As described above, the disclosed embodiments have been described with reference to the attached drawings. A person skilled in the art to which the present invention pertains will understand that the present invention can be practiced in forms different from the disclosed embodiments without changing the technical idea or essential features of the present invention. The disclosed embodiments are illustrative and should not be construed as limiting.

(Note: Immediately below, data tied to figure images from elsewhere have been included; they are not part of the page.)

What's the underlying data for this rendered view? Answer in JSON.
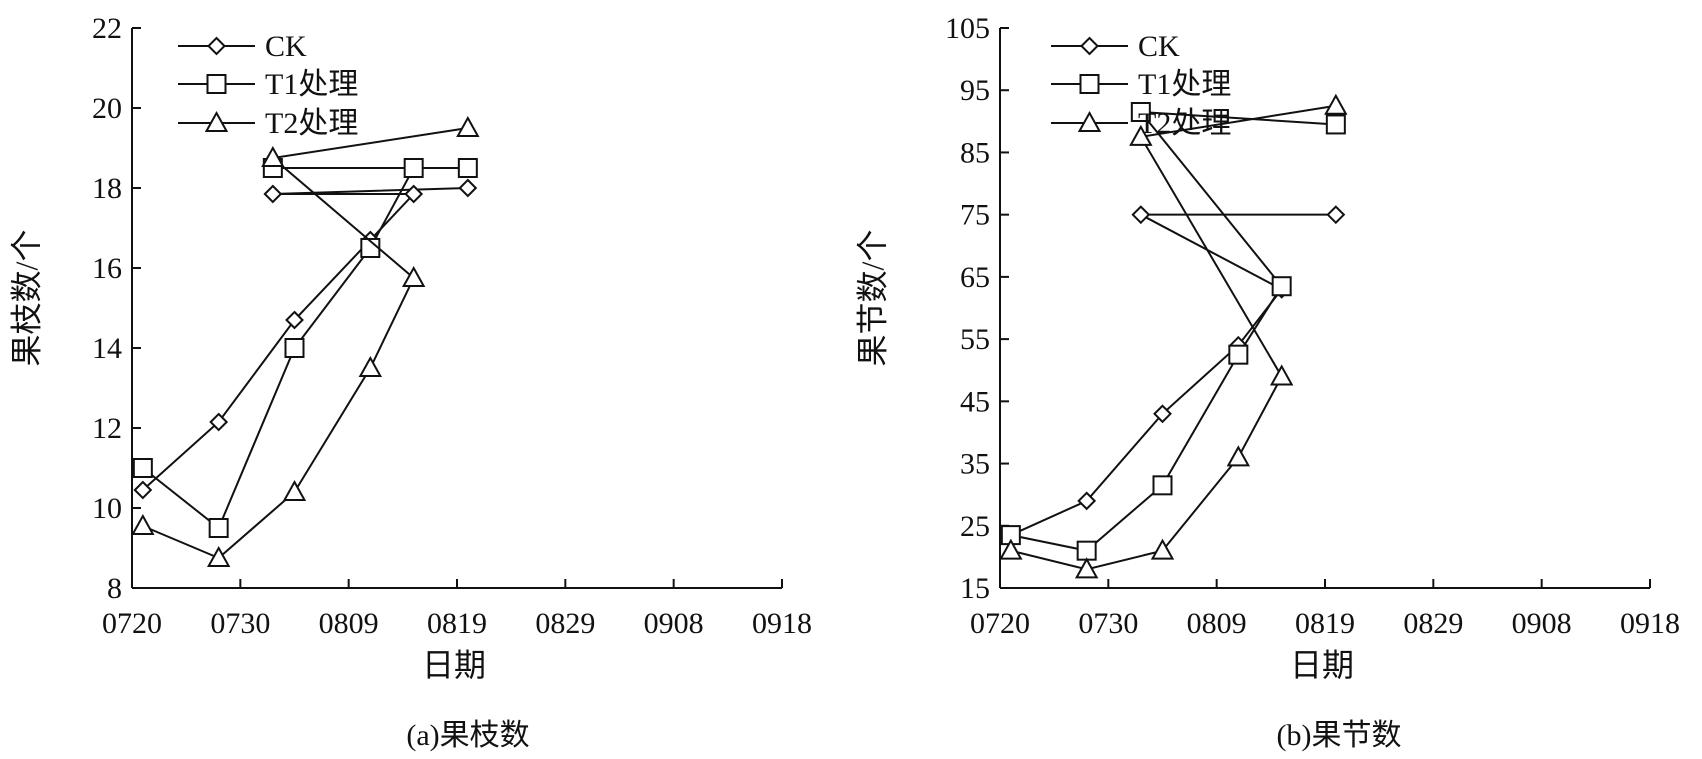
{
  "chart_data": [
    {
      "type": "line",
      "caption": "(a)果枝数",
      "xlabel": "日期",
      "ylabel": "果枝数/个",
      "x_ticks": [
        "0720",
        "0730",
        "0809",
        "0819",
        "0829",
        "0908",
        "0918"
      ],
      "xlim": [
        "0720",
        "0918"
      ],
      "ylim": [
        8,
        22
      ],
      "y_ticks": [
        8,
        10,
        12,
        14,
        16,
        18,
        20,
        22
      ],
      "legend_position": "top-left",
      "grid": false,
      "series": [
        {
          "name": "CK",
          "marker": "diamond",
          "x": [
            "0721",
            "0728",
            "0735",
            "0742",
            "0746",
            "0802",
            "0820"
          ],
          "y": [
            10.45,
            12.15,
            14.7,
            16.7,
            17.85,
            17.85,
            18.0
          ]
        },
        {
          "name": "T1处理",
          "marker": "square",
          "x": [
            "0721",
            "0728",
            "0735",
            "0742",
            "0746",
            "0802",
            "0820"
          ],
          "y": [
            11.0,
            9.5,
            14.0,
            16.5,
            18.5,
            18.5,
            18.5
          ]
        },
        {
          "name": "T2处理",
          "marker": "triangle",
          "x": [
            "0721",
            "0728",
            "0735",
            "0742",
            "0746",
            "0802",
            "0820"
          ],
          "y": [
            9.55,
            8.75,
            10.4,
            13.5,
            15.75,
            18.75,
            19.5
          ]
        }
      ]
    },
    {
      "type": "line",
      "caption": "(b)果节数",
      "xlabel": "日期",
      "ylabel": "果节数/个",
      "x_ticks": [
        "0720",
        "0730",
        "0809",
        "0819",
        "0829",
        "0908",
        "0918"
      ],
      "xlim": [
        "0720",
        "0918"
      ],
      "ylim": [
        15,
        105
      ],
      "y_ticks": [
        15,
        25,
        35,
        45,
        55,
        65,
        75,
        85,
        95,
        105
      ],
      "legend_position": "top-left",
      "grid": false,
      "series": [
        {
          "name": "CK",
          "marker": "diamond",
          "x": [
            "0721",
            "0728",
            "0735",
            "0742",
            "0746",
            "0802",
            "0820"
          ],
          "y": [
            23.5,
            29.0,
            43.0,
            54.0,
            63.0,
            75.0,
            75.0
          ]
        },
        {
          "name": "T1处理",
          "marker": "square",
          "x": [
            "0721",
            "0728",
            "0735",
            "0742",
            "0746",
            "0802",
            "0820"
          ],
          "y": [
            23.5,
            21.0,
            31.5,
            52.5,
            63.5,
            91.5,
            89.5
          ]
        },
        {
          "name": "T2处理",
          "marker": "triangle",
          "x": [
            "0721",
            "0728",
            "0735",
            "0742",
            "0746",
            "0802",
            "0820"
          ],
          "y": [
            21.0,
            18.0,
            21.0,
            36.0,
            49.0,
            87.5,
            92.5
          ]
        }
      ]
    }
  ]
}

V. Vehicle 10. Driver assistance systems
11. Detection unit 12. Braking unit
100. Speed sensor 200. Pedal sensor
300. Torque sensor 400. Control unit
410. Processor 420. Memory

Claims (7)

A driving torque control device for a vehicle including a driver assistance system that provides a preset braking force to a brake unit based on a signal received from a detection unit that detects a stationary or approaching obstacle, comprising:
a speed sensor that outputs a speed signal corresponding to the speed of the vehicle;
a pedal sensor that outputs a driver torque signal corresponding to driving torque generated by the driver's operation of the accelerator pedal of the vehicle; and
Driving torque of the vehicle, including a control unit that outputs a preset minimum engine torque value based on the speed signal, the driver torque signal, and the engine torque signal received from the speed sensor, the pedal sensor, and the torque sensor of the vehicle, respectively. Control device. According to paragraph 1,
The control unit
Compare the speed signal with a preset speed limit value, and if the speed signal exceeds the speed limit value,
Compare the driver torque signal with a preset driver torque limit value, and if the driver torque signal exceeds the driver torque limit value,
A driving torque control device for a vehicle that compares the engine torque signal with a preset engine torque limit value and outputs a preset minimum engine torque value when the engine torque signal exceeds the engine torque limit value. According to paragraph 1,
The control unit
A driving torque control device for a vehicle that outputs a preset minimum engine torque value when the driver torque signal is present. According to paragraph 1,
The control unit
A driving torque control device for a vehicle that stops outputting a preset minimum engine torque value when there is no braking force provided by the driver assistance system. A driving torque control method for a vehicle including a driver assistance system that provides a preset braking force to a brake unit based on a signal received from a detection unit that detects a stationary or approaching obstacle, comprising:
Compare the speed of the vehicle with a preset speed limit value, and if the speed of the vehicle exceeds the speed limit value,
The driver torque generated by manipulating the accelerator pedal of the vehicle is compared with a preset driver torque limit value, and if the driver torque exceeds the driver torque limit value,
A method of controlling driving torque of a vehicle comprising comparing the engine torque of the vehicle with a preset engine torque limit value and outputting a preset minimum engine torque value when the engine torque exceeds the engine torque limit value. According to clause 5,
The driving torque control method of the vehicle is
A method of controlling driving torque for a vehicle, including outputting a preset minimum engine torque value when the driver torque occurs. According to clause 5,
The driving torque control method of the vehicle is
A method of controlling driving torque for a vehicle, including stopping output of a preset minimum engine torque value when there is no braking force provided by the driver assistance system.